それに人間だけでなく、フィールドに存在する生き物たちもいないのはあまりにも不自然だ。
「まさか、何かが起こる前兆か……?」
『いや、もう起こった後じゃな』
急に、ソラの頭の中に声が響く。
「ペンダントは握ってないんだけど」
『そうそっけない態度をとるでない。傷付いてしまうじゃろ』
「……別にいいし」
『母さーん。ソラが冷たいんじゃー』
『あらあら、うちの子は反抗期かしら?』
「もういいから! 何か説明しに来たんだろ?」
本題に入れそうな気配が全くなかったことに痺れを切らし、ソラは声を高くした。
『おっと、そうじゃった。この森に生き物が見られないのは、ソラの誕生が関係しておる。ソラの誕生には、膨大な魔素が必要だったからな』
「魔素って、多ければ多いほど能力が高まるって認識でいいのか?」
『うむ』
「俺の能力はそこまで高くなかったが? 初期キャラくらいだと思ったんだが。まさか……見た目やら耐性やらで色々消費したんじゃないだろうな」
『……さて、ソラの言う通り、魔素は力の象徴となるものじゃ。量が多いほど、比例して能力も高くなる。魔素量はSIOでの強化値と思って貰っていいじゃろう』
創造神は無理やり話を逸らした。どうやら図星だったようだ。
『その魔素が何かを生み出すべく、膨大な量となり、集まっておる。ここにはもともと魔物たちが住んでいたのだが、逃げ出したのだよ。これは勝てない、とな。そして、逃げ出した魔物たちは森を出て、人里の近くまで住処を動かしたようじゃ。人間たちはその対応に追われておるのよ』
『もともとそうなる予定だった場所を選んだのだから、ソラは気にしなくていいわよ。魔物も弱い種ばかりだったから、被害もあまりないことだし』
「なるほど……やっぱりSIOと同じく魔物もいるか」
それは前情報で大体予測できていたのでひとまず置いておく。今はこの森の状況だ。
弱い魔物たちとはいえ、一斉に逃げ出したなると、原因はこの森にあると踏んだ一部の人間が調査に来るかもしれない。

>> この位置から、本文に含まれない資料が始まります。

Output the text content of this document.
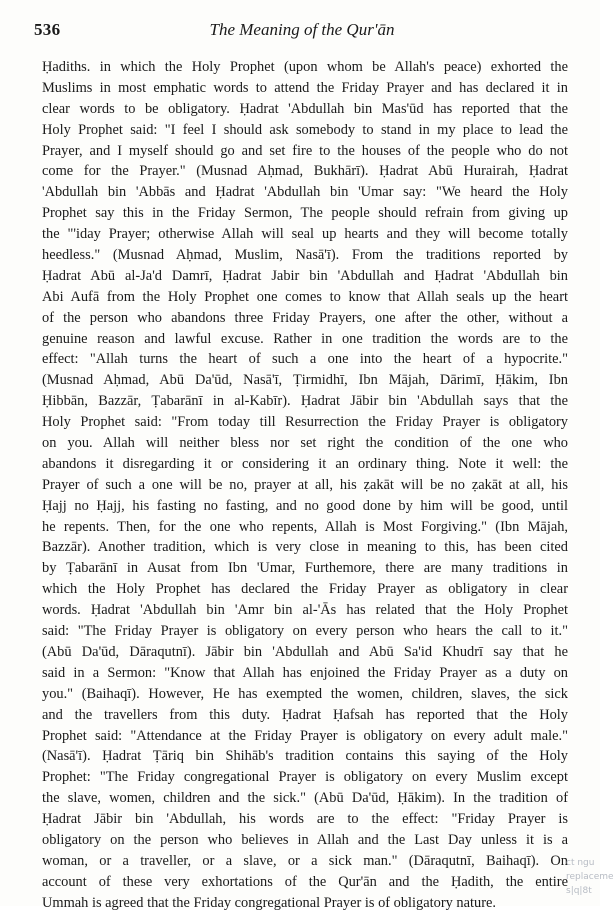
536	The Meaning of the Qur'ān
Ḥadiths. in which the Holy Prophet (upon whom be Allah's peace) exhorted the
Muslims in most emphatic words to attend the Friday Prayer and has declared it in
clear words to be obligatory. Ḥadrat 'Abdullah bin Mas'ūd has reported that the
Holy Prophet said: "I feel I should ask somebody to stand in my place to lead the
Prayer, and I myself should go and set fire to the houses of the people who do not
come for the Prayer." (Musnad Aḥmad, Bukhārī). Ḥadrat Abū Hurairah, Ḥadrat
'Abdullah bin 'Abbās and Ḥadrat 'Abdullah bin 'Umar say: "We heard the Holy
Prophet say this in the Friday Sermon, The people should refrain from giving up
the "'iday Prayer; otherwise Allah will seal up hearts and they will become totally
heedless." (Musnad Aḥmad, Muslim, Nasā'ī). From the traditions reported by
Ḥadrat Abū al-Ja'd Damrī, Ḥadrat Jabir bin 'Abdullah and Ḥadrat 'Abdullah bin
Abi Aufā from the Holy Prophet one comes to know that Allah seals up the heart
of the person who abandons three Friday Prayers, one after the other, without a
genuine reason and lawful excuse. Rather in one tradition the words are to the
effect: "Allah turns the heart of such a one into the heart of a hypocrite."
(Musnad Aḥmad, Abū Da'ūd, Nasā'ī, Ṭirmidhī, Ibn Mājah, Dārimī, Ḥākim, Ibn
Ḥibbān, Bazzār, Ṭabarānī in al-Kabīr). Ḥadrat Jābir bin 'Abdullah says that the
Holy Prophet said: "From today till Resurrection the Friday Prayer is obligatory
on you. Allah will neither bless nor set right the condition of the one who
abandons it disregarding it or considering it an ordinary thing. Note it well: the
Prayer of such a one will be no, prayer at all, his ẓakāt will be no ẓakāt at all, his
Ḥajj no Ḥajj, his fasting no fasting, and no good done by him will be good, until
he repents. Then, for the one who repents, Allah is Most Forgiving." (Ibn Mājah,
Bazzār). Another tradition, which is very close in meaning to this, has been cited
by Ṭabarānī in Ausat from Ibn 'Umar, Furthemore, there are many traditions in
which the Holy Prophet has declared the Friday Prayer as obligatory in clear
words. Ḥadrat 'Abdullah bin 'Amr bin al-'Ās has related that the Holy Prophet
said: "The Friday Prayer is obligatory on every person who hears the call to it."
(Abū Da'ūd, Dāraqutnī). Jābir bin 'Abdullah and Abū Sa'id Khudrī say that he
said in a Sermon: "Know that Allah has enjoined the Friday Prayer as a duty on
you." (Baihaqī). However, He has exempted the women, children, slaves, the sick
and the travellers from this duty. Ḥadrat Ḥafsah has reported that the Holy
Prophet said: "Attendance at the Friday Prayer is obligatory on every adult male."
(Nasā'ī). Ḥadrat Ṭāriq bin Shihāb's tradition contains this saying of the Holy
Prophet: "The Friday congregational Prayer is obligatory on every Muslim except
the slave, women, children and the sick." (Abū Da'ūd, Ḥākim). In the tradition of
Ḥadrat Jābir bin 'Abdullah, his words are to the effect: "Friday Prayer is
obligatory on the person who believes in Allah and the Last Day unless it is a
woman, or a traveller, or a slave, or a sick man." (Dāraqutnī, Baihaqī). On
account of these very exhortations of the Qur'ān and the Ḥadith, the entire
Ummah is agreed that the Friday congregational Prayer is of obligatory nature.
ct ngu
replaceme
s|q|8t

調査が行われるとしても、精鋭が少人数で来ると思われるが……。
だがもし、その一部の人間とここで鉢合わせたら、どうなるだろうか。ソラは予想を巡らせる。
魔物たちが逃げた場所に、得体の知れない存在が現れる。その二つが因果として結び付けられる可能性は、十分にある。調査に来た者がソラだった場合も、同様に考えてしまうだろう。
そうなってしまえば、印象は最悪。この世界で生活する大きな支障となってしまう。
今、ソラは街に向かって森を抜けようとしているのだ。探索者と出会す場合を想定しなければならない。

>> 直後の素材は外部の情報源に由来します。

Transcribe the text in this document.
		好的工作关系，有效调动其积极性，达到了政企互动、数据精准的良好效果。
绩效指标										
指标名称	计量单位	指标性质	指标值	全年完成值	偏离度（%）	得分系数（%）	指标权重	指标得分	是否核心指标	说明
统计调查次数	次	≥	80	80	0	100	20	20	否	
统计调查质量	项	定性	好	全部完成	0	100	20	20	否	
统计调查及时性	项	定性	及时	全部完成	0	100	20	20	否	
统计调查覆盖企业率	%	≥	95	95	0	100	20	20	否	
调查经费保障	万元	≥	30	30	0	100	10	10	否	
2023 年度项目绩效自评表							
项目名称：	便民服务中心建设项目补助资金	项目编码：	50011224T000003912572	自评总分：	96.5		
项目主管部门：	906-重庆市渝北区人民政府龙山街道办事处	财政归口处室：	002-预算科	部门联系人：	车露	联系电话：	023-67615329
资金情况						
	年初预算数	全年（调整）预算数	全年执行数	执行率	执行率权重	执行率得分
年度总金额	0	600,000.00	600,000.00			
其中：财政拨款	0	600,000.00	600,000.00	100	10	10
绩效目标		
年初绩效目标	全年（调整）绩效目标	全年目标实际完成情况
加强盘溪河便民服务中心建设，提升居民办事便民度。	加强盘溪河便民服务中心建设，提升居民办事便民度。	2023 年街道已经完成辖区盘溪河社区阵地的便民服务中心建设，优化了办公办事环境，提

しかし、身分証はない、知人はいない。そんな不審な人物が現れたとして、誤魔化す方法はあるだろうか?
ソラは、無理だと早々に見切りを付ける。
となると、【霧化】して誰にもバレないように潜入するのが一番安全か。
森の異変と突然現れた謎の人物、この二つが重なっていることが問題であり、舞台を街中にしてしまえば、神たちが用意してくれた身体のお陰で自然と溶け込めるだろう、ソラはそう考えた。

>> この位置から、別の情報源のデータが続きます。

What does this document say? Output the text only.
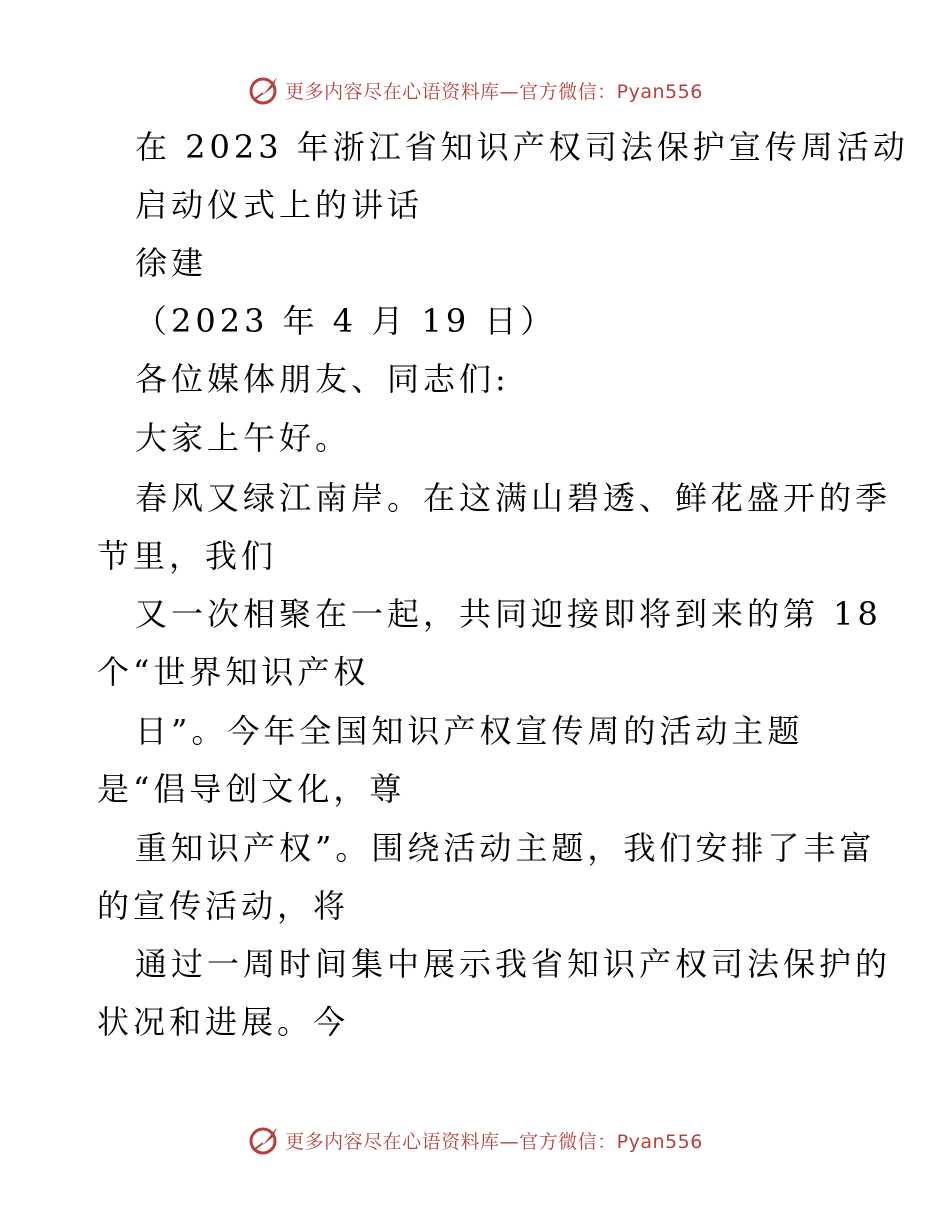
更多内容尽在心语资料库—官方微信：Pyan556
在 2023 年浙江省知识产权司法保护宣传周活动
启动仪式上的讲话
徐建
（2023 年 4 月 19 日）
各位媒体朋友、同志们:
大家上午好。
春风又绿江南岸。在这满山碧透、鲜花盛开的季
节里，我们
又一次相聚在一起，共同迎接即将到来的第 18
个“世界知识产权
日”。今年全国知识产权宣传周的活动主题
是“倡导创文化，尊
重知识产权”。围绕活动主题，我们安排了丰富
的宣传活动，将
通过一周时间集中展示我省知识产权司法保护的
状况和进展。今
更多内容尽在心语资料库—官方微信：Pyan556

自由度が増した【霧化】のお陰で街へ入る方法はクリアー。次は、街に入ってからどうやって休む場と食事を得るかだ。
産まれたばかりのソラは無一文である。
「何か入れられる袋は貰えないか?」
ソラはこの森で資金源を得ることにした。
幸い、この森には薬草と見て分かる植生があった。SIOでも序盤で手に入るほど、珍しいものではなく、この森が産地であると特定出来ないことも丁度いい。
そう思い、ほくそ笑みながら頼んだのだが……。
『あら? それが人に物を頼む態度かしら?』
「……何か物を入れられる袋をくださいませんか?」
『ふむ、親に対してはそこまで畏まらなくてもいいのではないかのぉ』
「じゃあどうしろと!」
『貴女は娘なのよ? 可愛らしくお願いすれば良いのよ!』
「…………何か入れる袋ちょーだい?」
少し躊躇したが、ソラは前世を捨てることにした。
代わりに、上目遣いでおねだりを覚えた。
『ハッハッ、可愛い愛娘の頼みじゃ、張り切って叶えるぞ!!』
『デザインは任せて! 飛び切りオシャレに仕上げるわ!』
「っ………」
ソラが羞恥に顔を覆っていること30秒。
空からぽとりと、小さなポーチが落ちてきた。
拾ってみると、空色の可愛らしいショルダーポーチだった。黒を基調としたソラのドレスに良く合いそうである。
「これは?」
『うむ、儂の創造の力をぎゅうぎゅうに詰め込んだ、収納ポーチじゃ! 収納だけにな!』
『あらあら、親父ギャグは娘に嫌われますわよ』
『おっと、いかんな』
「………」
まさかとは思うが、辺りの薬草を手あたり次第にポーチへと詰めていく。
入る。
入る。
入る。
……入る。
まだ入る。
『うむ、上手く機能しておるな! SIOでのアイテムボックスの代わりと思って貰えればいいぞ!』
『見た目もオシャレに仕上げたから、何処にでも着けていけるわね!』
「うん。ありがとう。ところでこういう収納アイテムって他にある?」
『似たようなものは人間たちが開発したようじゃが、儂が創るものには遠く及ばんな! 何しろ儂が創ったそのポーチに限界はないからな!』
「へぇ」
試しに、ポーチの口に合わないサイズの石を入れようとしてみた。重い……が、するりと吸い込まれていく。ポーチに吸い込まれた後は、重さを感じなくなった。
「へぇ……」
大きさに限界もないようだ。重さもなくなる。まさに、ゲームのアイテムボックス。ソラの口からは溜息が漏れ出た。
これは人前で使えないかも知れない、と。
スーパーの袋はない? のような気軽な感じをソラはイメージしていたのだが、貰ったのは恐らく神器クラス。
まぁ、薬草などの小さな物はこのポーチから出てきても不自然ではない。とりあえず、人間たちが作ったという物を手に入れるまでは、このチート性能を上手く隠して立ち回ろうと、ソラは決意した。
「ありがとう」
『うむ、うむ! 娘の願いじゃ、叶えられんようじゃ父は務まらん!』
『あら、私も負けてないわよ〜』
キャッキャと喜ぶ親バカ二人に、コレは使えないなどと言えなかったのだ。
親から子への贈り物。ソラはそれが嬉しかったりした。